On dit que le monastère de Sant Pere de Rodes a été construit sur un ancien temple païen consacré à la déesse Aphrodite Pyrène. D’aucuns soutiennent que son origine aurait à voir avec l’histoire de trois religieux en fuite, qui vinrent en ces lieux pour tenter de sauver les reliques de saint Pierre, et que c’est précisément au-dessus de la grotte où ils les cachèrent que fut bâti le premier édifice de ce qui allait devenir le monastère. Quelle que soit la vérité, ce dernier vécut son époque de plus grand splendeur entre les xe et xiiie siècles. Après cette étape débute un processus de décadence, qui culmine avec l’abandon des lieux par les moines. La restauration à laquelle le monastère a été soumis depuis l’a sauvé de la ruine, et il constitue aujourd’hui l’un des monuments les plus représentatifs du roman local.

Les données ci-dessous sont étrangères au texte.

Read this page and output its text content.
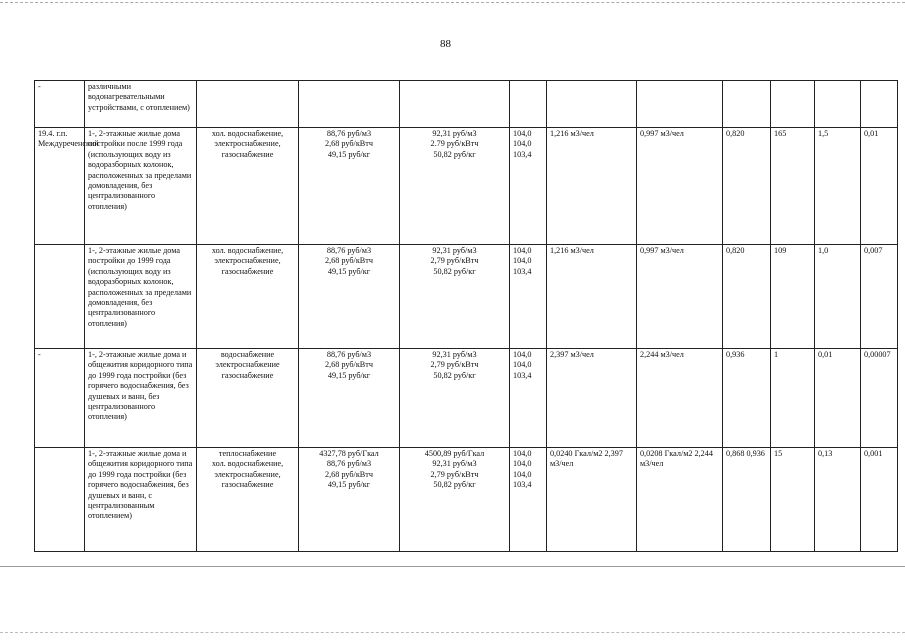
88
-	различными водонагревательными устройствами, с отоплением)										
19.4. г.п. Междуреченский	1-, 2-этажные жилые дома постройки после 1999 года (использующих воду из водоразборных колонок, расположенных за пределами домовладения, без централизованного отопления)	хол. водоснабжение,
электроснабжение,
газоснабжение	88,76 руб/м3
2,68 руб/кВтч
49,15 руб/кг	92,31 руб/м3
2.79 руб/кВтч
50,82 руб/кг	104,0
104,0
103,4	1,216 м3/чел	0,997 м3/чел	0,820	165	1,5	0,01
	1-, 2-этажные жилые дома постройки до 1999 года (использующих воду из водоразборных колонок, расположенных за пределами домовладения, без централизованного отопления)	хол. водоснабжение,
электроснабжение,
газоснабжение	88,76 руб/м3
2,68 руб/кВтч
49,15 руб/кг	92,31 руб/м3
2,79 руб/кВтч
50,82 руб/кг	104,0
104,0
103,4	1,216 м3/чел	0,997 м3/чел	0,820	109	1,0	0,007
-	1-, 2-этажные жилые дома и общежития коридорного типа до 1999 года постройки (без горячего водоснабжения, без душевых и ванн, без централизованного отопления)	водоснабжение
электроснабжение
газоснабжение	88,76 руб/м3
2,68 руб/кВтч
49,15 руб/кг	92,31 руб/м3
2,79 руб/кВтч
50,82 руб/кг	104,0
104,0
103,4	2,397 м3/чел	2,244 м3/чел	0,936	1	0,01	0,00007
	1-, 2-этажные жилые дома и общежития коридорного типа до 1999 года постройки (без горячего водоснабжения, без душевых и ванн, с централизованным отоплением)	теплоснабжение
хол. водоснабжение,
электроснабжение,
газоснабжение	4327,78 руб/Гкал
88,76 руб/м3
2,68 руб/кВтч
49,15 руб/кг	4500,89 руб/Гкал
92,31 руб/м3
2,79 руб/кВтч
50,82 руб/кг	104,0
104,0
104,0
103,4	0,0240 Гкал/м2 2,397 м3/чел	0,0208 Гкал/м2 2,244 м3/чел	0,868 0,936	15	0,13	0,001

On arrive à Sant Pere de Rodes par une route en zigzag, depuis la localité la plus proche, El Port de la Selva. Virage après virage, on grimpe dans la montagne jusqu’à ce qu’apparaisse l’image impressionnante du monastère, précédée par le bel ermitage Santa Helena et les vestiges du château de Sant Salvador, qui couronne la sierra de la Verdera, derrière le grand bâtiment de la communauté monastique. La simple vue de l’ensemble monumental laisse bouche bée, avec les montagnes du cap de Creus, la baie du Port de la Selva, une partie du golfe du Lion et la mer pour toile de fond. Pourtant, la visite ne fait que commencer !

L’église, le clocher, la tour de l’hommage, les deux cloîtres, la crypte, l’ancienne cave, le palais abbatial, les sacristies, les cellules des moines... un à un, les espaces prennent vie lorsqu’on les visite sous la houlette d’un des guides du monastère, qui pimente d’histoires et d’anecdotes l’arrivée dans chaque dépendance. On découvre ainsi, pour commencer, qu’on se trouve dans un monastère bénédictin, c’est-à-dire un lieu où les moines suivaient la règle de saint Benoît, menant une vie contemplative et consacrant tout leur temps au travail et à la prière. On apprend également que la première mention du monastère remonte à l’an 878 et qu’avec le temps, celui-ci devint l’un des plus importants du comté d’Empúries, centre de pouvoir féodal et spirituel. Au nombre de ses fiefs il y avait le village de Santa Creu de Rodes, consacré au commerce et à la production artisanale, lequel, du xiie au xive siècle, jouit d’une belle prospérité grâce aux pèlerinages et compta jusqu’à 250 habitants. On s’émerveille à chaque pas des formes élégantes et austères du roman lombard, mais on est tout spécialement fasciné par le portail de l’église, décoré de sculptures en marbre blanc, œuvre du Maître de Cabestany, et par l’intérieur, où l’on se sent minuscule et insignifiant devant la très large nef couverte d’une imposante voûte en berceau reposant sur de grands piliers à colonnes adossées.

Avant de partir, on s’attable au restaurant, installé à l’intérieur du monastère dans un réfectoire à la vue spectaculaire, afin de reprendre des forces pour visiter l’ermitage Santa Helena de Rodes et grimper jusqu’au château de Sant Salvador. Après une marche de 20 minutes dans la sierra de la Verdera, la récompense de ces efforts se dresse devant nos yeux : les vestiges d’un château médiéval et une vue inoubliable, avec le golfe de Roses, toute la plaine de l’Empordà, le cap de Creus, les Pyrénées... et même, par temps clair, l’île de Majorque.